Login stores a session (and the network config it needs) in
`~/.opengradient/local/session.json` (override the directory with
`OG_LOCAL_HOME`). Server knobs:

| Env var | Flag | Default | Purpose |
|---------|------|---------|---------|
| `OG_LOCAL_HOST` | `--host` | `127.0.0.1` | Bind host. |
| `OG_LOCAL_PORT` | `--port` | `11434` | Bind port. |
| `OG_LOCAL_TEE_ID` | `--tee-id` | — | Pin a specific registry TEE. |
| `OG_LOCAL_EXPECTED_PCR_HASH` | `--expected-pcr` | — | Refuse any TEE whose on-chain `pcrHash` differs. |
| `OG_LOCAL_HOSTNAME` | — | `opengradient.inference` | Friendly local hostname advertised to agents. |
| `OG_LOCAL_APP_URL` | `--app-url` (login) | `https://chat.opengradient.ai` | Chat app origin for login. |

## Scope & limitations (MVP)

- **OpenAI-compatible only.** `/v1/chat/completions` and `/v1/models`. An
  Anthropic `/v1/messages` translation layer is a planned follow-up.
- **Verify-before-emit streaming.** Streaming buffers and verifies the full
  response before replaying it, trading first-token latency for the "no
  unverified token leaves the machine" guarantee.
- **Payment via Chat credentials.** The relay pays x402 server-side against your
  Chat account.

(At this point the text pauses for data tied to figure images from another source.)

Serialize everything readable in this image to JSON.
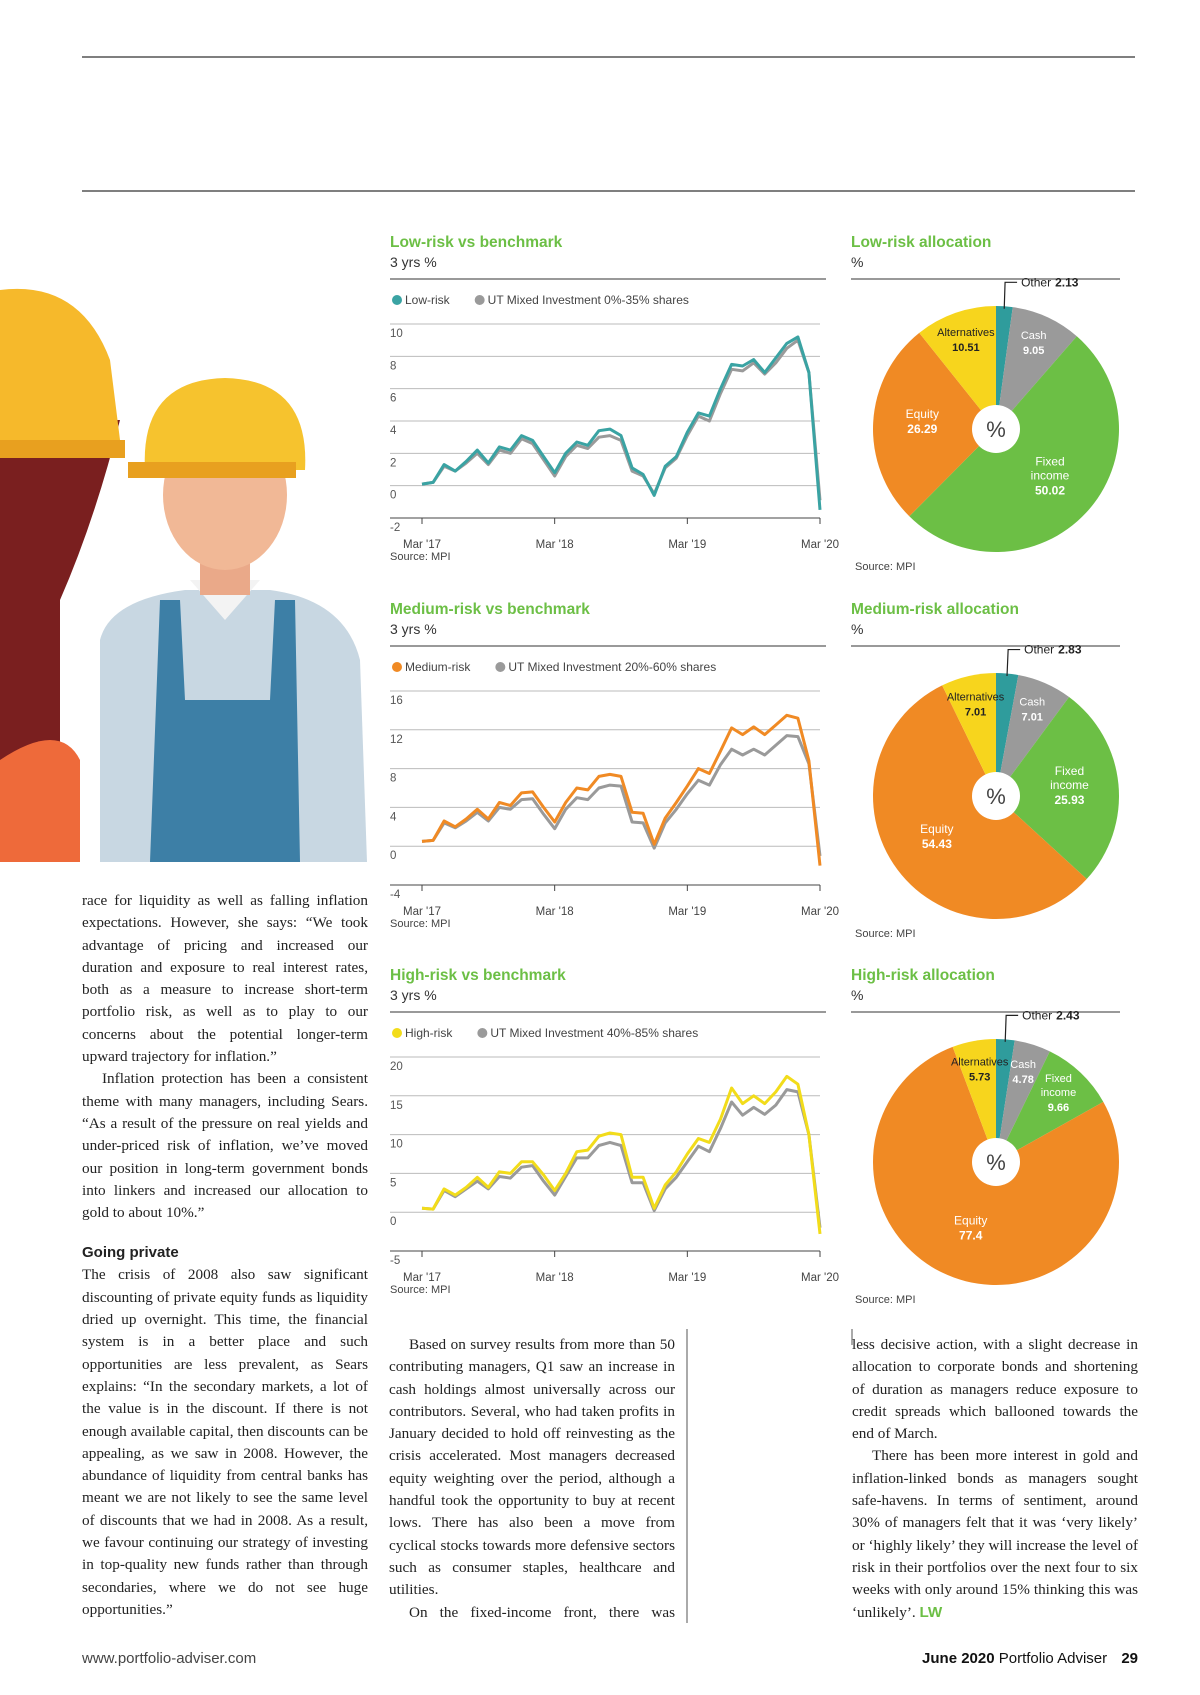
{
  "chart_data": [
    {
      "type": "line",
      "title": "Low-risk vs benchmark",
      "subtitle": "3 yrs %",
      "source": "Source: MPI",
      "categories": [
        "Mar '17",
        null,
        null,
        null,
        null,
        null,
        null,
        null,
        null,
        null,
        null,
        null,
        "Mar '18",
        null,
        null,
        null,
        null,
        null,
        null,
        null,
        null,
        null,
        null,
        null,
        "Mar '19",
        null,
        null,
        null,
        null,
        null,
        null,
        null,
        null,
        null,
        null,
        null,
        "Mar '20"
      ],
      "series": [
        {
          "name": "Low-risk",
          "color": "#3aa3a3",
          "values": [
            0.1,
            0.2,
            1.3,
            0.9,
            1.5,
            2.2,
            1.4,
            2.4,
            2.2,
            3.1,
            2.8,
            1.8,
            0.8,
            2.0,
            2.7,
            2.5,
            3.4,
            3.5,
            3.1,
            1.1,
            0.7,
            -0.6,
            1.2,
            1.8,
            3.3,
            4.5,
            4.3,
            6.0,
            7.5,
            7.4,
            7.8,
            7.0,
            7.9,
            8.8,
            9.2,
            7.0,
            -1.5
          ]
        },
        {
          "name": "UT Mixed Investment 0%-35% shares",
          "color": "#9a9a9a",
          "values": [
            0.1,
            0.2,
            1.2,
            0.9,
            1.4,
            2.0,
            1.3,
            2.2,
            2.0,
            2.9,
            2.6,
            1.6,
            0.6,
            1.8,
            2.5,
            2.3,
            3.0,
            3.1,
            2.8,
            0.9,
            0.6,
            -0.5,
            1.1,
            1.7,
            3.1,
            4.3,
            4.0,
            5.7,
            7.2,
            7.1,
            7.6,
            6.9,
            7.6,
            8.5,
            9.0,
            7.0,
            -0.9
          ]
        }
      ],
      "ylim": [
        -2,
        10
      ],
      "yticks": [
        -2,
        0,
        2,
        4,
        6,
        8,
        10
      ],
      "grid": true
    },
    {
      "type": "pie",
      "title": "Low-risk allocation",
      "subtitle": "%",
      "center_label": "%",
      "source": "Source: MPI",
      "categories": [
        "Other",
        "Cash",
        "Fixed income",
        "Equity",
        "Alternatives"
      ],
      "values": [
        2.13,
        9.05,
        50.02,
        26.29,
        10.51
      ],
      "colors": [
        "#2f9c9c",
        "#9a9a9a",
        "#6cbf45",
        "#f08a24",
        "#f7d51d"
      ]
    },
    {
      "type": "line",
      "title": "Medium-risk vs benchmark",
      "subtitle": "3 yrs %",
      "source": "Source: MPI",
      "categories": [
        "Mar '17",
        null,
        null,
        null,
        null,
        null,
        null,
        null,
        null,
        null,
        null,
        null,
        "Mar '18",
        null,
        null,
        null,
        null,
        null,
        null,
        null,
        null,
        null,
        null,
        null,
        "Mar '19",
        null,
        null,
        null,
        null,
        null,
        null,
        null,
        null,
        null,
        null,
        null,
        "Mar '20"
      ],
      "series": [
        {
          "name": "Medium-risk",
          "color": "#f08a24",
          "values": [
            0.5,
            0.6,
            2.6,
            2.0,
            2.8,
            3.8,
            2.8,
            4.5,
            4.2,
            5.5,
            5.6,
            4.0,
            2.5,
            4.5,
            6.0,
            5.8,
            7.2,
            7.4,
            7.2,
            3.5,
            3.4,
            0.2,
            2.9,
            4.5,
            6.2,
            8.0,
            7.5,
            9.8,
            12.2,
            11.5,
            12.3,
            11.5,
            12.5,
            13.5,
            13.2,
            8.8,
            -2.0
          ]
        },
        {
          "name": "UT Mixed Investment 20%-60% shares",
          "color": "#9a9a9a",
          "values": [
            0.5,
            0.6,
            2.4,
            1.9,
            2.6,
            3.5,
            2.6,
            4.0,
            3.8,
            4.8,
            4.9,
            3.3,
            1.8,
            3.8,
            5.0,
            4.8,
            6.0,
            6.3,
            6.2,
            2.5,
            2.4,
            -0.2,
            2.4,
            3.8,
            5.4,
            6.8,
            6.3,
            8.4,
            10.0,
            9.4,
            10.0,
            9.4,
            10.4,
            11.4,
            11.3,
            8.5,
            -1.0
          ]
        }
      ],
      "ylim": [
        -4,
        16
      ],
      "yticks": [
        -4,
        0,
        4,
        8,
        12,
        16
      ],
      "grid": true
    },
    {
      "type": "pie",
      "title": "Medium-risk allocation",
      "subtitle": "%",
      "center_label": "%",
      "source": "Source: MPI",
      "categories": [
        "Other",
        "Cash",
        "Fixed income",
        "Equity",
        "Alternatives"
      ],
      "values": [
        2.83,
        7.01,
        25.93,
        54.43,
        7.01
      ],
      "colors": [
        "#2f9c9c",
        "#9a9a9a",
        "#6cbf45",
        "#f08a24",
        "#f7d51d"
      ]
    },
    {
      "type": "line",
      "title": "High-risk vs benchmark",
      "subtitle": "3 yrs %",
      "source": "Source: MPI",
      "categories": [
        "Mar '17",
        null,
        null,
        null,
        null,
        null,
        null,
        null,
        null,
        null,
        null,
        null,
        "Mar '18",
        null,
        null,
        null,
        null,
        null,
        null,
        null,
        null,
        null,
        null,
        null,
        "Mar '19",
        null,
        null,
        null,
        null,
        null,
        null,
        null,
        null,
        null,
        null,
        null,
        "Mar '20"
      ],
      "series": [
        {
          "name": "High-risk",
          "color": "#f2dc1a",
          "values": [
            0.5,
            0.4,
            3.0,
            2.2,
            3.2,
            4.5,
            3.2,
            5.2,
            5.0,
            6.5,
            6.5,
            4.8,
            2.8,
            5.0,
            7.8,
            8.0,
            9.8,
            10.2,
            10.0,
            4.5,
            4.5,
            0.5,
            3.5,
            5.2,
            7.5,
            9.5,
            9.0,
            12.0,
            16.0,
            14.0,
            15.0,
            14.0,
            15.5,
            17.5,
            16.5,
            10.0,
            -2.8
          ]
        },
        {
          "name": "UT Mixed Investment 40%-85% shares",
          "color": "#9a9a9a",
          "values": [
            0.5,
            0.4,
            2.8,
            2.0,
            3.0,
            4.0,
            3.0,
            4.6,
            4.4,
            5.8,
            6.0,
            4.0,
            2.2,
            4.6,
            7.0,
            7.0,
            8.6,
            9.0,
            8.6,
            3.8,
            3.8,
            0.2,
            3.0,
            4.5,
            6.5,
            8.5,
            7.8,
            10.8,
            14.2,
            12.5,
            13.5,
            12.6,
            13.8,
            15.8,
            15.5,
            10.0,
            -2.0
          ]
        }
      ],
      "ylim": [
        -5,
        20
      ],
      "yticks": [
        -5,
        0,
        5,
        10,
        15,
        20
      ],
      "grid": true
    },
    {
      "type": "pie",
      "title": "High-risk allocation",
      "subtitle": "%",
      "center_label": "%",
      "source": "Source: MPI",
      "categories": [
        "Other",
        "Cash",
        "Fixed income",
        "Equity",
        "Alternatives"
      ],
      "values": [
        2.43,
        4.78,
        9.66,
        77.4,
        5.73
      ],
      "colors": [
        "#2f9c9c",
        "#9a9a9a",
        "#6cbf45",
        "#f08a24",
        "#f7d51d"
      ]
    }
  ],
  "article": {
    "column1": [
      "race for liquidity as well as falling inflation expectations. However, she says: “We took advantage of pricing and increased our duration and exposure to real interest rates, both as a measure to increase short-term portfolio risk, as well as to play to our concerns about the potential longer-term upward trajectory for inflation.”",
      "Inflation protection has been a consistent theme with many managers, including Sears. “As a result of the pressure on real yields and under-priced risk of inflation, we’ve moved our position in long-term government bonds into linkers and increased our allocation to gold to about 10%.”"
    ],
    "heading": "Going private",
    "column1b": [
      "The crisis of 2008 also saw significant discounting of private equity funds as liquidity dried up overnight. This time, the financial system is in a better place and such opportunities are less prevalent, as Sears explains: “In the secondary markets, a lot of the value is in the discount. If there is not enough available capital, then discounts can be appealing, as we saw in 2008. However, the abundance of liquidity from central banks has meant we are not likely to see the same level of discounts that we had in 2008. As a result, we favour continuing our strategy of investing in top-quality new funds rather than through secondaries, where we do not see huge opportunities.”"
    ],
    "column2": [
      "Based on survey results from more than 50 contributing managers, Q1 saw an increase in cash holdings almost universally across our contributors. Several, who had taken profits in January decided to hold off reinvesting as the crisis accelerated. Most managers decreased equity weighting over the period, although a handful took the opportunity to buy at recent lows. There has also been a move from cyclical stocks towards more defensive sectors such as consumer staples, healthcare and utilities.",
      "On the fixed-income front, there was"
    ],
    "column3": [
      "less decisive action, with a slight decrease in allocation to corporate bonds and shortening of duration as managers reduce exposure to credit spreads which ballooned towards the end of March.",
      "There has been more interest in gold and inflation-linked bonds as managers sought safe-havens. In terms of sentiment, around 30% of managers felt that it was ‘very likely’ or ‘highly likely’ they will increase the level of risk in their portfolios over the next four to six weeks with only around 15% thinking this was ‘unlikely’."
    ],
    "end_mark": "LW"
  },
  "footer": {
    "url": "www.portfolio-adviser.com",
    "date": "June 2020",
    "magazine": "Portfolio Adviser",
    "page": "29"
  }
}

A wallet/x402 path (the SDK's `og.LLM`) is the alternative for
  fully self-custodial setups.

## Development

```sh
uv sync --group test
uv run pytest          # server-layer tests
uv run ruff check .
```

The protocol-level crypto (OHTTP, signature verification, request
canonicalization) is tested in the SDK repo against the real tee-gateway
recipient code, guaranteeing wire compatibility.